We can’t find a test case smaller than this, but we hope it is easy enough to build and analyze this code (the set of scripts to build and run it is attached).
cloudsc-build.public.tar.gz (28.6 KB)
The problem is: when we choose to build the application by linking the internal library code dynamically, we face this error:
[100%] Linking Fortran executable ../../../bin/dwarf-cloudsc-gpu-scc
nvlink error : Undefined reference to '_yomcst_21' in 'CMakeFiles/dwarf-cloudsc-gpu-scc.dir/cloudsc_gpu_scc_mod.F90.o'
nvlink error : Undefined reference to '_yoethf_21' in 'CMakeFiles/dwarf-cloudsc-gpu-scc.dir/cloudsc_gpu_scc_mod.F90.o'
pgacclnk: child process exit status 2: /gpfs/apps/MN5/ACC/NVIDIA-HPC-SDK/25.7/Linux_x86_64/25.7/compilers/bin/tools/nvdd
This disappears if we link the code statically. No such error for OpenMP version of the same code, as well as for CUDA version of it. I wonder if this can be reproduced and addressed in some way.
To build things, one should create dnb-xxx.yaml similar to dnb-mn5-acc.yaml that is given there as an example.
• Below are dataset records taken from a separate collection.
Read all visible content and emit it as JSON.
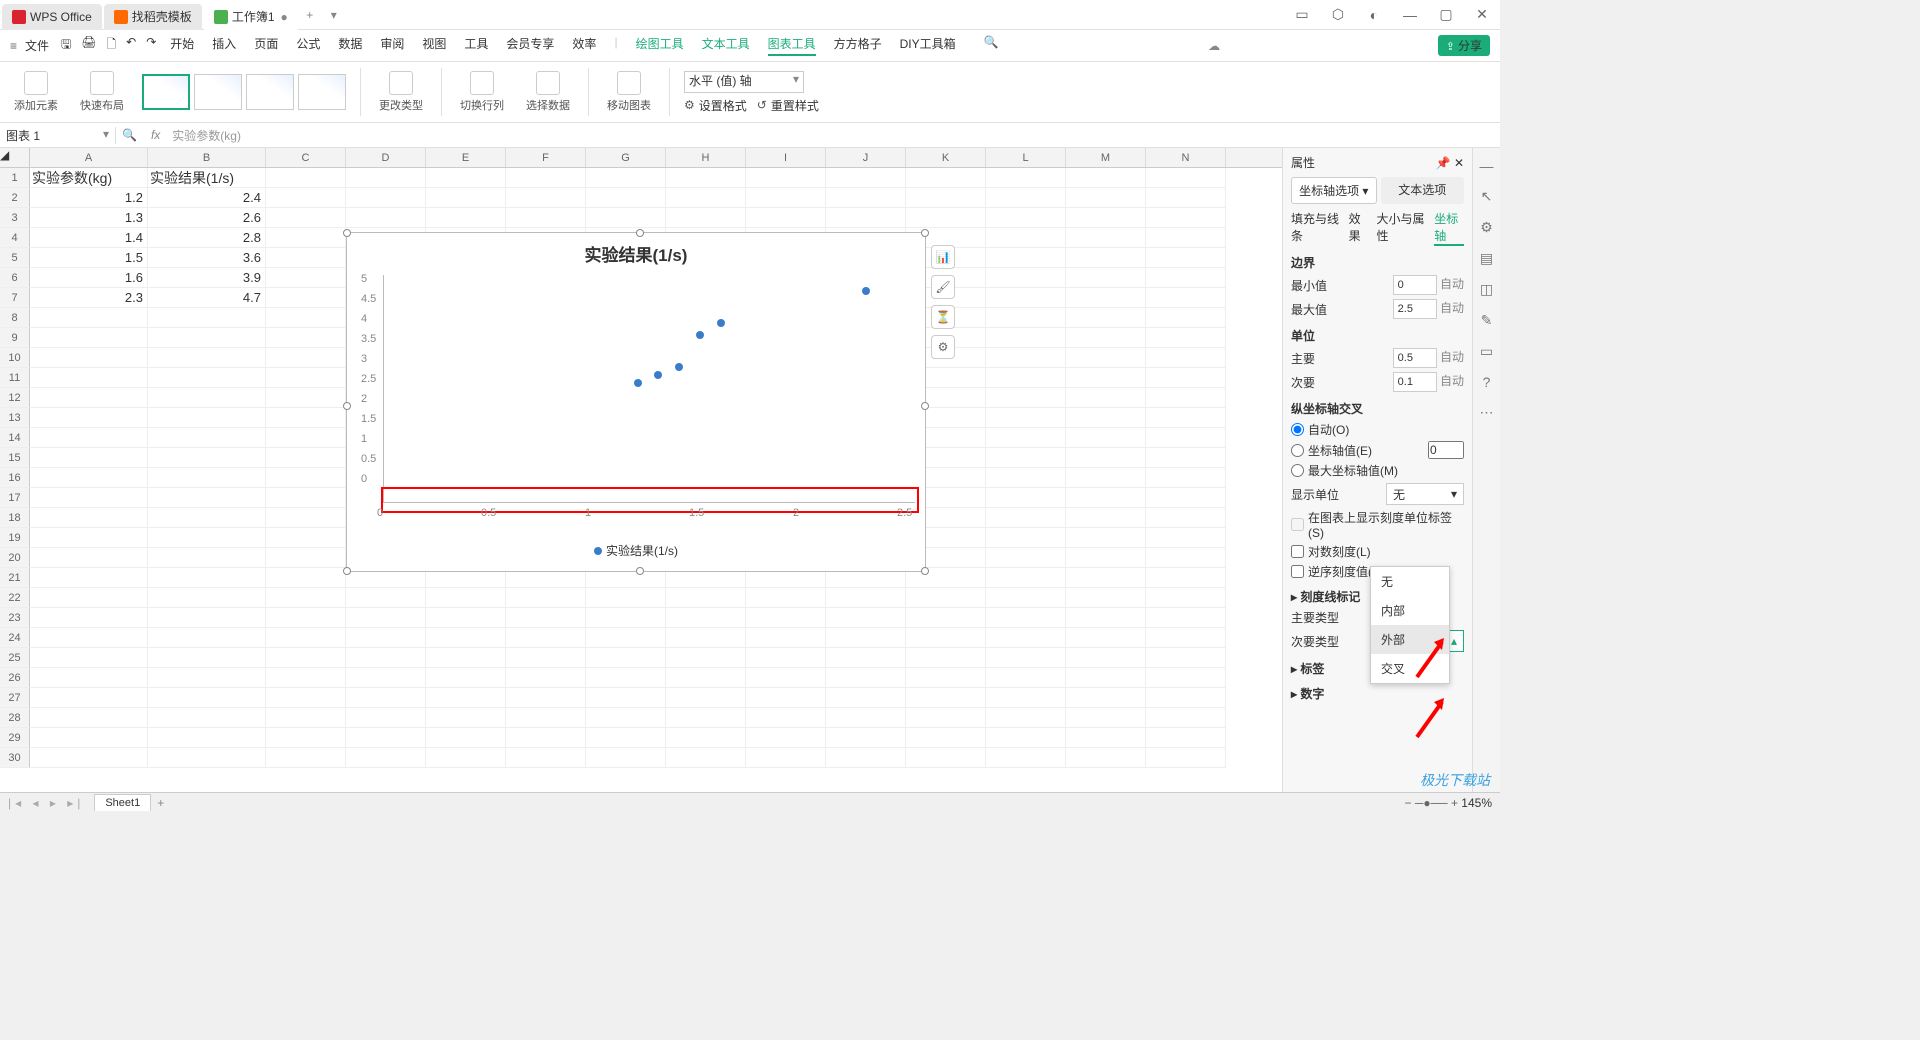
{
  "title_tabs": [
    {
      "icon": "wps",
      "label": "WPS Office"
    },
    {
      "icon": "orange",
      "label": "找稻壳模板"
    },
    {
      "icon": "green",
      "label": "工作簿1",
      "active": true
    }
  ],
  "menu": {
    "file": "文件",
    "tabs": [
      "开始",
      "插入",
      "页面",
      "公式",
      "数据",
      "审阅",
      "视图",
      "工具",
      "会员专享",
      "效率"
    ],
    "green_tabs": [
      "绘图工具",
      "文本工具",
      "图表工具",
      "方方格子",
      "DIY工具箱"
    ],
    "active": "图表工具",
    "share": "分享"
  },
  "toolbar": {
    "add_element": "添加元素",
    "quick_layout": "快速布局",
    "change_type": "更改类型",
    "switch_rc": "切换行列",
    "select_data": "选择数据",
    "move_chart": "移动图表",
    "axis_select": "水平 (值) 轴",
    "set_format": "设置格式",
    "reset_style": "重置样式"
  },
  "fx": {
    "name": "图表 1",
    "formula": "实验参数(kg)"
  },
  "columns": [
    "A",
    "B",
    "C",
    "D",
    "E",
    "F",
    "G",
    "H",
    "I",
    "J",
    "K",
    "L",
    "M",
    "N"
  ],
  "sheet_data": {
    "headers": [
      "实验参数(kg)",
      "实验结果(1/s)"
    ],
    "rows": [
      [
        1.2,
        2.4
      ],
      [
        1.3,
        2.6
      ],
      [
        1.4,
        2.8
      ],
      [
        1.5,
        3.6
      ],
      [
        1.6,
        3.9
      ],
      [
        2.3,
        4.7
      ]
    ]
  },
  "chart_data": {
    "type": "scatter",
    "title": "实验结果(1/s)",
    "x": [
      1.2,
      1.3,
      1.4,
      1.5,
      1.6,
      2.3
    ],
    "y": [
      2.4,
      2.6,
      2.8,
      3.6,
      3.9,
      4.7
    ],
    "series": [
      {
        "name": "实验结果(1/s)",
        "x": [
          1.2,
          1.3,
          1.4,
          1.5,
          1.6,
          2.3
        ],
        "y": [
          2.4,
          2.6,
          2.8,
          3.6,
          3.9,
          4.7
        ]
      }
    ],
    "xlim": [
      0,
      2.5
    ],
    "ylim": [
      0,
      5
    ],
    "x_major": 0.5,
    "y_major": 0.5,
    "legend": "实验结果(1/s)"
  },
  "prop": {
    "title": "属性",
    "tab1": "坐标轴选项",
    "tab2": "文本选项",
    "sub": [
      "填充与线条",
      "效果",
      "大小与属性",
      "坐标轴"
    ],
    "boundary": "边界",
    "min": "最小值",
    "min_val": "0",
    "max": "最大值",
    "max_val": "2.5",
    "auto": "自动",
    "unit": "单位",
    "major": "主要",
    "major_val": "0.5",
    "minor": "次要",
    "minor_val": "0.1",
    "cross": "纵坐标轴交叉",
    "auto_o": "自动(O)",
    "axis_e": "坐标轴值(E)",
    "axis_e_val": "0",
    "max_m": "最大坐标轴值(M)",
    "disp_unit": "显示单位",
    "none": "无",
    "show_label": "在图表上显示刻度单位标签(S)",
    "log": "对数刻度(L)",
    "rev": "逆序刻度值(V)",
    "ticks": "刻度线标记",
    "major_type": "主要类型",
    "minor_type": "次要类型",
    "minor_type_val": "外部",
    "labels": "标签",
    "number": "数字",
    "dropdown": [
      "无",
      "内部",
      "外部",
      "交叉"
    ]
  },
  "sheet_tab": "Sheet1",
  "zoom": "145%",
  "watermark": "极光下载站"
}
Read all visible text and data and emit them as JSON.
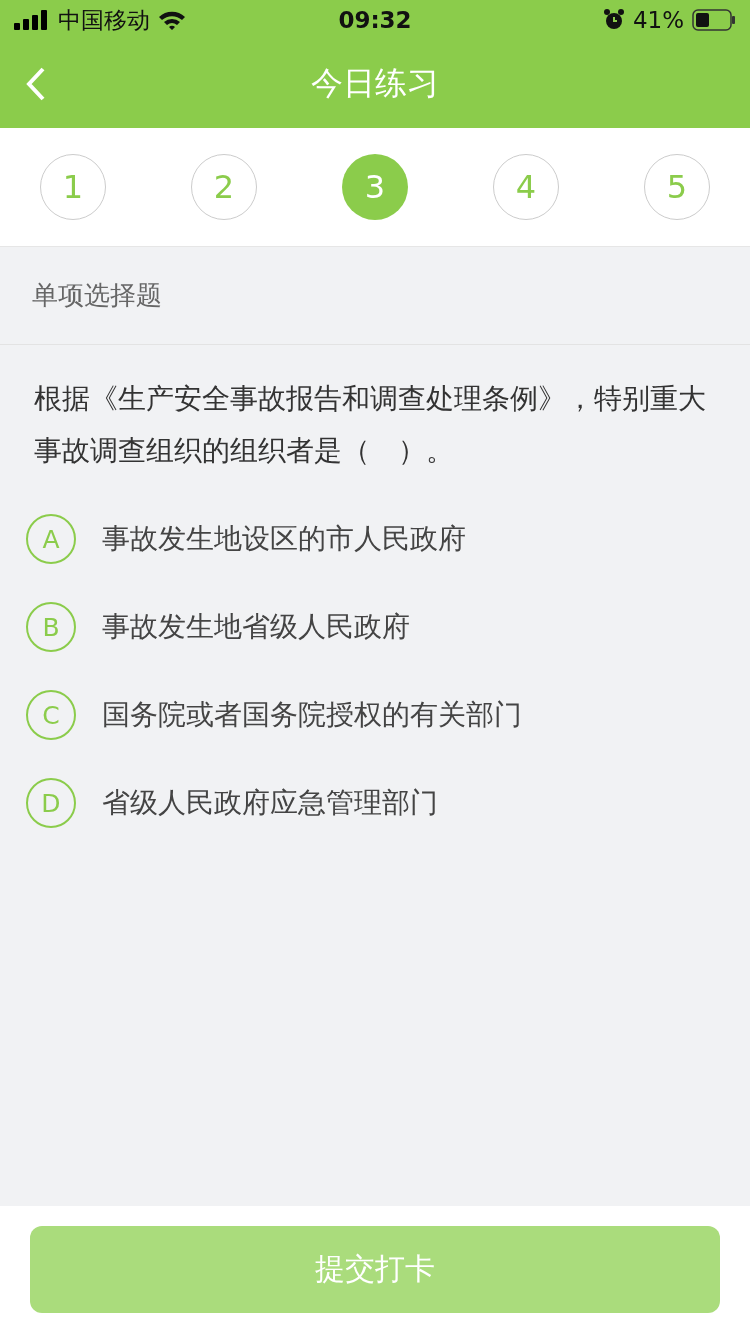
{
  "status_bar": {
    "carrier": "中国移动",
    "time": "09:32",
    "battery": "41%"
  },
  "nav": {
    "title": "今日练习"
  },
  "steps": [
    {
      "label": "1",
      "selected": false
    },
    {
      "label": "2",
      "selected": false
    },
    {
      "label": "3",
      "selected": true
    },
    {
      "label": "4",
      "selected": false
    },
    {
      "label": "5",
      "selected": false
    }
  ],
  "question_type": "单项选择题",
  "question": "根据《生产安全事故报告和调查处理条例》，特别重大事故调查组织的组织者是（　）。",
  "options": [
    {
      "letter": "A",
      "text": "事故发生地设区的市人民政府",
      "selected": false
    },
    {
      "letter": "B",
      "text": "事故发生地省级人民政府",
      "selected": false
    },
    {
      "letter": "C",
      "text": "国务院或者国务院授权的有关部门",
      "selected": false
    },
    {
      "letter": "D",
      "text": "省级人民政府应急管理部门",
      "selected": false
    }
  ],
  "submit": {
    "label": "提交打卡",
    "disabled": true
  }
}
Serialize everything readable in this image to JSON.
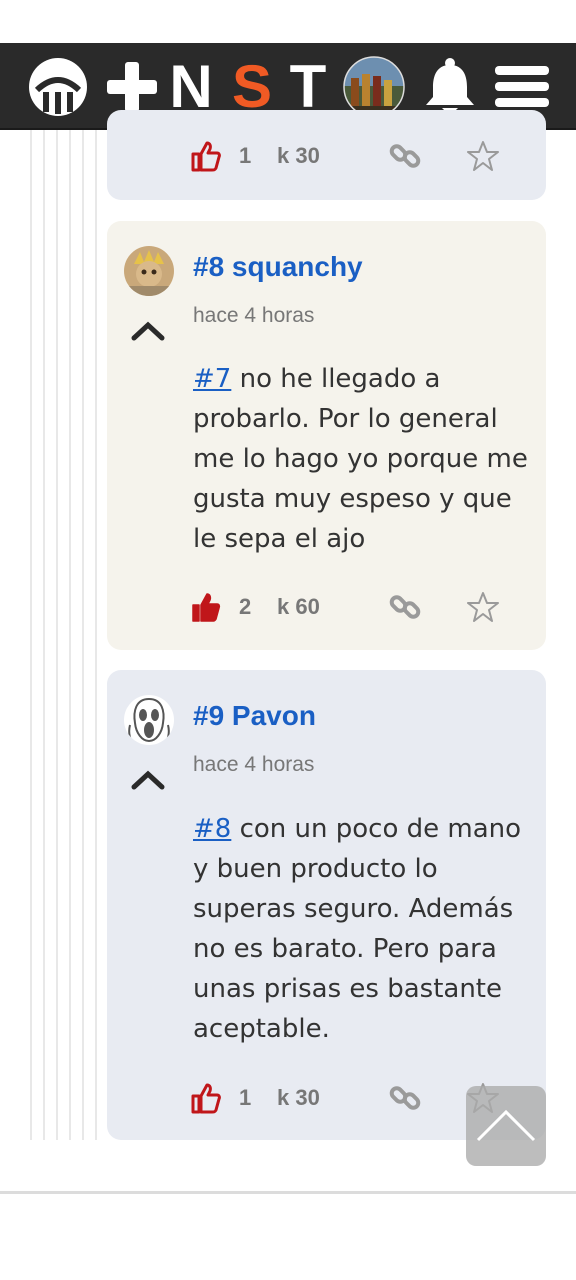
{
  "nav": {
    "letters": [
      "N",
      "S",
      "T"
    ],
    "active_letter": "S",
    "accent_color": "#f05a24",
    "icons": [
      "logo-icon",
      "plus-icon",
      "profile-avatar",
      "bell-icon",
      "menu-icon"
    ]
  },
  "comments": [
    {
      "likes": "1",
      "karma": "k 30",
      "liked": false
    },
    {
      "number_author": "#8 squanchy",
      "time": "hace 4 horas",
      "reply_ref": "#7",
      "body": " no he llegado a probarlo. Por lo general me lo hago yo porque me gusta muy espeso y que le sepa el ajo",
      "likes": "2",
      "karma": "k 60",
      "liked": true
    },
    {
      "number_author": "#9 Pavon",
      "time": "hace 4 horas",
      "reply_ref": "#8",
      "body": " con un poco de mano y buen producto lo superas seguro. Además no es barato. Pero para unas prisas es bastante aceptable.",
      "likes": "1",
      "karma": "k 30",
      "liked": false
    }
  ],
  "colors": {
    "link": "#1a5fc4",
    "like_red": "#c0161a",
    "blue_card": "#e8ebf2",
    "cream_card": "#f5f3ec"
  }
}
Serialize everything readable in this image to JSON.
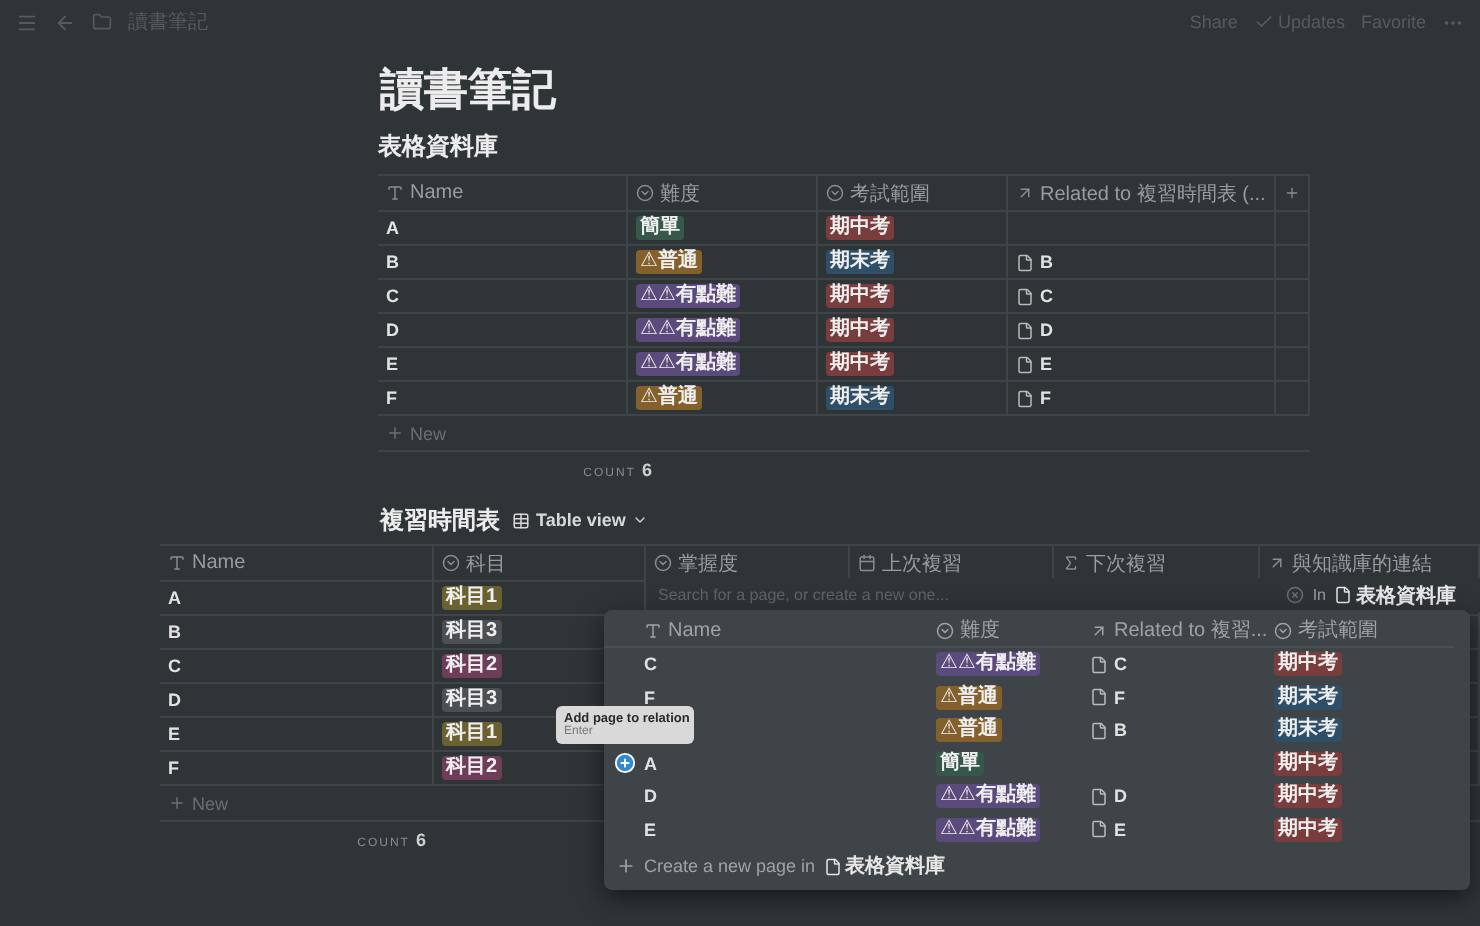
{
  "topbar": {
    "breadcrumb": "讀書筆記",
    "actions": [
      {
        "label": "Share",
        "kind": "text"
      },
      {
        "label": "Updates",
        "kind": "check"
      },
      {
        "label": "Favorite",
        "kind": "text"
      }
    ]
  },
  "title": "讀書筆記",
  "database1": {
    "title": "表格資料庫",
    "columns": [
      {
        "label": "Name",
        "kind": "text"
      },
      {
        "label": "難度",
        "kind": "select"
      },
      {
        "label": "考試範圍",
        "kind": "select"
      },
      {
        "label": "Related to 複習時間表 (...",
        "kind": "relation"
      },
      {
        "kind": "add"
      }
    ],
    "rows": [
      {
        "name": "A",
        "difficulty": {
          "label": "簡單",
          "color": "#35584a"
        },
        "exam": {
          "label": "期中考",
          "color": "#7a3d3d"
        }
      },
      {
        "name": "B",
        "difficulty": {
          "label": "⚠普通",
          "color": "#84612c"
        },
        "exam": {
          "label": "期末考",
          "color": "#2f4f69"
        },
        "related": "B"
      },
      {
        "name": "C",
        "difficulty": {
          "label": "⚠⚠有點難",
          "color": "#5b4a7c"
        },
        "exam": {
          "label": "期中考",
          "color": "#7a3d3d"
        },
        "related": "C"
      },
      {
        "name": "D",
        "difficulty": {
          "label": "⚠⚠有點難",
          "color": "#5b4a7c"
        },
        "exam": {
          "label": "期中考",
          "color": "#7a3d3d"
        },
        "related": "D"
      },
      {
        "name": "E",
        "difficulty": {
          "label": "⚠⚠有點難",
          "color": "#5b4a7c"
        },
        "exam": {
          "label": "期中考",
          "color": "#7a3d3d"
        },
        "related": "E"
      },
      {
        "name": "F",
        "difficulty": {
          "label": "⚠普通",
          "color": "#84612c"
        },
        "exam": {
          "label": "期末考",
          "color": "#2f4f69"
        },
        "related": "F"
      }
    ],
    "new_label": "New",
    "count_label": "COUNT",
    "count": "6"
  },
  "database2": {
    "title": "複習時間表",
    "view": "Table view",
    "columns": [
      {
        "label": "Name",
        "kind": "text"
      },
      {
        "label": "科目",
        "kind": "select"
      },
      {
        "label": "掌握度",
        "kind": "select"
      },
      {
        "label": "上次複習",
        "kind": "date"
      },
      {
        "label": "下次複習",
        "kind": "formula"
      },
      {
        "label": "與知識庫的連結",
        "kind": "relation"
      }
    ],
    "rows": [
      {
        "name": "A",
        "subject": {
          "label": "科目1",
          "color": "#6b6030"
        }
      },
      {
        "name": "B",
        "subject": {
          "label": "科目3",
          "color": "#4c5052"
        }
      },
      {
        "name": "C",
        "subject": {
          "label": "科目2",
          "color": "#6e3d5a"
        }
      },
      {
        "name": "D",
        "subject": {
          "label": "科目3",
          "color": "#4c5052"
        }
      },
      {
        "name": "E",
        "subject": {
          "label": "科目1",
          "color": "#6b6030"
        }
      },
      {
        "name": "F",
        "subject": {
          "label": "科目2",
          "color": "#6e3d5a"
        }
      }
    ],
    "new_label": "New",
    "count_label": "COUNT",
    "count": "6"
  },
  "relation_popup": {
    "search_placeholder": "Search for a page, or create a new one...",
    "scope_label": "In",
    "scope_db": "表格資料庫",
    "columns": [
      {
        "label": "Name",
        "kind": "text"
      },
      {
        "label": "難度",
        "kind": "select"
      },
      {
        "label": "Related to 複習...",
        "kind": "relation"
      },
      {
        "label": "考試範圍",
        "kind": "select"
      }
    ],
    "rows": [
      {
        "name": "C",
        "hovered": false,
        "difficulty": {
          "label": "⚠⚠有點難",
          "color": "#5b4a7c"
        },
        "related": "C",
        "exam": {
          "label": "期中考",
          "color": "#7a3d3d"
        }
      },
      {
        "name": "F",
        "hovered": false,
        "difficulty": {
          "label": "⚠普通",
          "color": "#84612c"
        },
        "related": "F",
        "exam": {
          "label": "期末考",
          "color": "#2f4f69"
        }
      },
      {
        "hovered": false,
        "difficulty": {
          "label": "⚠普通",
          "color": "#84612c"
        },
        "related": "B",
        "exam": {
          "label": "期末考",
          "color": "#2f4f69"
        }
      },
      {
        "name": "A",
        "hovered": true,
        "difficulty": {
          "label": "簡單",
          "color": "#35584a"
        },
        "exam": {
          "label": "期中考",
          "color": "#7a3d3d"
        }
      },
      {
        "name": "D",
        "hovered": false,
        "difficulty": {
          "label": "⚠⚠有點難",
          "color": "#5b4a7c"
        },
        "related": "D",
        "exam": {
          "label": "期中考",
          "color": "#7a3d3d"
        }
      },
      {
        "name": "E",
        "hovered": false,
        "difficulty": {
          "label": "⚠⚠有點難",
          "color": "#5b4a7c"
        },
        "related": "E",
        "exam": {
          "label": "期中考",
          "color": "#7a3d3d"
        }
      }
    ],
    "create_label": "Create a new page in",
    "create_db": "表格資料庫"
  },
  "tooltip": {
    "title": "Add page to relation",
    "hint": "Enter"
  }
}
At runtime, the wrapper script is assumed: similar to scripts/generic/mn5-acc/runner-script.sh – it handles various affinity aspects. To execute, it is handy to use psubmit.sh script system that has generic interface for SLURM, MPI and does convenient pre-post-processing for the data required/produced by the executable.
The linker error will appear if one changes DNB_CLOUDSC_WITH_DYNAMIC_LINK=FALSE to DNB_CLOUDSC_WITH_DYNAMIC_LINK=TRUE in the overrides.yaml
The issue seems to be a long standing one since we have a record of the old forum topic: https://www.pgroup.com/userforum/viewtopic.php?t=7296
This case also makes us suspicious that device code shared library linking has more issues particularly in the OpenACC case, because in our bigger code that can’t be shared due to its licensing limitations we have memory corruption issues when the library containing any OpenACC code (even the CPU version of the offloading, and even not containing actual OpenACC kernels, just being build with OpenCC options; is also fine with OpenMP target offloading build options, or when linked statically).